Stu Eizenstat relied on the Miller Center’s Carter Presidential Oral History interviews with not only other officials but also from himself.

 

President Carter and members of his staff
President Carter and the rest of the Carter Oral History interviewees. Stu Eizenstat is fifth from the left.

For his book President Carter: The White House Years, former Carter domestic policy advisor Stu Eizenstat relied on the Miller Center’s Carter Presidential Oral History interviews with not only other officials but also from himself.

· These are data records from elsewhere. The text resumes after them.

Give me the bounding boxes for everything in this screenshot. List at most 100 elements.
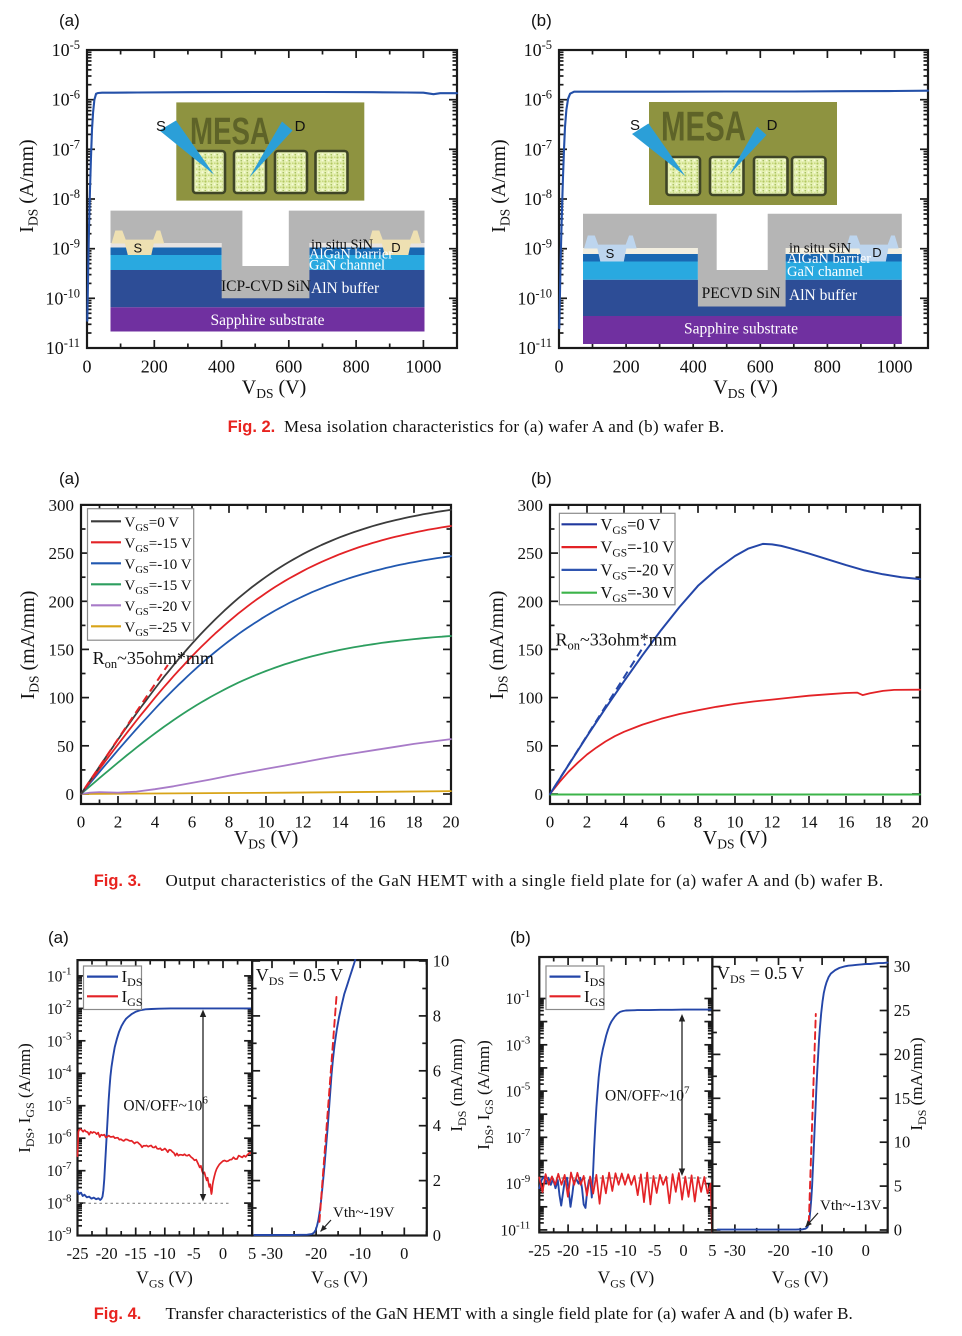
svg-text:Fig. 2.: Fig. 2. bbox=[228, 418, 276, 436]
svg-text:0: 0 bbox=[83, 357, 92, 377]
svg-text:20: 20 bbox=[894, 1045, 911, 1064]
svg-text:Vth~-13V: Vth~-13V bbox=[820, 1198, 882, 1214]
svg-text:150: 150 bbox=[518, 640, 544, 659]
svg-text:150: 150 bbox=[49, 640, 75, 659]
svg-text:4: 4 bbox=[151, 813, 160, 832]
svg-text:0: 0 bbox=[679, 1241, 687, 1260]
svg-text:0: 0 bbox=[433, 1226, 441, 1245]
svg-text:VGS​ (V): VGS​ (V) bbox=[136, 1268, 193, 1291]
svg-text:VGS​=0 V: VGS​=0 V bbox=[601, 515, 661, 537]
svg-text:8: 8 bbox=[225, 813, 234, 832]
svg-text:-15: -15 bbox=[125, 1244, 147, 1263]
svg-text:14: 14 bbox=[801, 813, 819, 832]
svg-text:IDS​ (mA/mm): IDS​ (mA/mm) bbox=[907, 1037, 929, 1130]
svg-text:100: 100 bbox=[518, 689, 544, 708]
svg-text:Fig. 3.: Fig. 3. bbox=[94, 872, 142, 890]
svg-text:IDS​ (mA/mm): IDS​ (mA/mm) bbox=[486, 591, 511, 700]
svg-text:GaN channel: GaN channel bbox=[309, 258, 385, 274]
svg-text:Ron​~35ohm*mm: Ron​~35ohm*mm bbox=[93, 648, 214, 671]
svg-text:VGS​=-30 V: VGS​=-30 V bbox=[601, 583, 675, 605]
svg-text:16: 16 bbox=[838, 813, 855, 832]
svg-text:D: D bbox=[872, 245, 881, 260]
svg-text:(a): (a) bbox=[59, 469, 80, 488]
svg-text:VGS​=-10 V: VGS​=-10 V bbox=[601, 538, 675, 560]
svg-text:200: 200 bbox=[613, 357, 640, 377]
svg-text:-15: -15 bbox=[586, 1241, 608, 1260]
svg-text:6: 6 bbox=[433, 1061, 441, 1080]
svg-text:PECVD SiN: PECVD SiN bbox=[702, 285, 781, 302]
svg-text:Transfer characteristics of th: Transfer characteristics of the GaN HEMT… bbox=[166, 1304, 853, 1323]
svg-text:AlN buffer: AlN buffer bbox=[789, 287, 858, 304]
svg-text:300: 300 bbox=[49, 496, 75, 515]
svg-text:VDS​ (V): VDS​ (V) bbox=[703, 827, 767, 852]
svg-text:10: 10 bbox=[894, 1133, 911, 1152]
svg-text:-10: -10 bbox=[811, 1241, 833, 1260]
svg-text:IDS​, IGS​ (A/mm): IDS​, IGS​ (A/mm) bbox=[474, 1040, 496, 1150]
svg-text:(a): (a) bbox=[48, 928, 69, 947]
svg-text:VGS​ (V): VGS​ (V) bbox=[598, 1268, 655, 1291]
svg-text:-25: -25 bbox=[67, 1244, 89, 1263]
svg-text:18: 18 bbox=[875, 813, 892, 832]
svg-text:20: 20 bbox=[443, 813, 460, 832]
svg-text:250: 250 bbox=[49, 544, 75, 563]
svg-text:800: 800 bbox=[343, 357, 370, 377]
svg-text:1000: 1000 bbox=[405, 357, 441, 377]
svg-text:2: 2 bbox=[583, 813, 592, 832]
svg-text:Mesa isolation characteristics: Mesa isolation characteristics for (a) w… bbox=[284, 417, 724, 436]
svg-text:-10: -10 bbox=[349, 1244, 371, 1263]
svg-text:AlGaN barrier: AlGaN barrier bbox=[787, 251, 871, 267]
svg-text:S: S bbox=[133, 241, 142, 256]
svg-text:0: 0 bbox=[546, 813, 555, 832]
svg-text:200: 200 bbox=[518, 592, 544, 611]
svg-text:6: 6 bbox=[188, 813, 197, 832]
svg-text:600: 600 bbox=[275, 357, 302, 377]
svg-text:VGS​ (V): VGS​ (V) bbox=[311, 1268, 368, 1291]
svg-text:S: S bbox=[630, 117, 640, 134]
svg-text:(b): (b) bbox=[531, 11, 552, 30]
svg-text:5: 5 bbox=[894, 1177, 902, 1196]
svg-text:-25: -25 bbox=[528, 1241, 550, 1260]
svg-text:0: 0 bbox=[535, 785, 544, 804]
svg-text:1000: 1000 bbox=[877, 357, 913, 377]
svg-text:Sapphire substrate: Sapphire substrate bbox=[210, 312, 324, 329]
svg-text:Sapphire substrate: Sapphire substrate bbox=[684, 321, 798, 338]
svg-text:4: 4 bbox=[433, 1116, 441, 1135]
svg-text:-20: -20 bbox=[768, 1241, 790, 1260]
svg-text:Output characteristics of the: Output characteristics of the GaN HEMT w… bbox=[166, 871, 884, 890]
svg-text:ON/OFF~107​: ON/OFF~107​ bbox=[605, 1084, 690, 1104]
svg-text:800: 800 bbox=[814, 357, 841, 377]
svg-text:400: 400 bbox=[680, 357, 707, 377]
svg-text:IDS​ (mA/mm): IDS​ (mA/mm) bbox=[447, 1038, 469, 1131]
svg-text:D: D bbox=[295, 118, 306, 135]
svg-text:Vth~-19V: Vth~-19V bbox=[333, 1205, 395, 1221]
svg-text:-20: -20 bbox=[96, 1244, 118, 1263]
svg-text:250: 250 bbox=[518, 544, 544, 563]
svg-text:ICP-CVD SiN: ICP-CVD SiN bbox=[221, 278, 311, 295]
svg-text:S: S bbox=[606, 246, 615, 261]
svg-text:50: 50 bbox=[526, 737, 543, 756]
svg-text:-5: -5 bbox=[187, 1244, 201, 1263]
svg-text:2: 2 bbox=[114, 813, 123, 832]
svg-text:VGS​ (V): VGS​ (V) bbox=[772, 1268, 829, 1291]
svg-text:Ron​~33ohm*mm: Ron​~33ohm*mm bbox=[556, 630, 677, 653]
svg-text:8: 8 bbox=[694, 813, 703, 832]
svg-text:ON/OFF~106​: ON/OFF~106​ bbox=[123, 1095, 208, 1115]
svg-text:6: 6 bbox=[657, 813, 666, 832]
svg-text:20: 20 bbox=[912, 813, 929, 832]
svg-text:GaN channel: GaN channel bbox=[787, 264, 863, 280]
svg-text:0: 0 bbox=[894, 1221, 902, 1240]
svg-text:15: 15 bbox=[894, 1089, 911, 1108]
svg-text:4: 4 bbox=[620, 813, 629, 832]
svg-text:S: S bbox=[156, 118, 166, 135]
svg-text:-20: -20 bbox=[557, 1241, 579, 1260]
svg-text:-5: -5 bbox=[648, 1241, 662, 1260]
svg-text:600: 600 bbox=[747, 357, 774, 377]
svg-text:8: 8 bbox=[433, 1006, 441, 1025]
svg-text:-10: -10 bbox=[154, 1244, 176, 1263]
svg-text:200: 200 bbox=[49, 592, 75, 611]
svg-text:200: 200 bbox=[141, 357, 168, 377]
svg-text:12: 12 bbox=[295, 813, 312, 832]
svg-text:(b): (b) bbox=[510, 928, 531, 947]
svg-text:MESA: MESA bbox=[661, 103, 746, 150]
svg-text:30: 30 bbox=[894, 957, 911, 976]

The 25 years that have passed takes a toll on the clarity of memories, blurring the small but meaningful details. “I cite the Miler Center’s own survey of President Carter’s success record with Congress,” he told a packed house when he visited for a book talk in December 2018. “I relied significantly on the interviews that were done here, including my own.”

Madeleine Albright sits behind a microphone
Madeleine Albright records her interview for the Clinton Presidential History Project at the Miller Center

In his forthcoming book, historian Steve Gillon makes the case that Bill Clinton is an underappreciated president. “The more I immersed myself in the Clinton literature, the more convinced I became that he has not received the credit he deserves for achieving what he did under the constraints that he faced,” he told me. “Your oral history project is the indispensable resource for the Clinton administration. And Russell Riley’s book has become my bible.” Gillon wrote a piece in the Washington Post that is a preview of the book.

Delayed gratification has never been so gratifying. And oral history is worth the wait.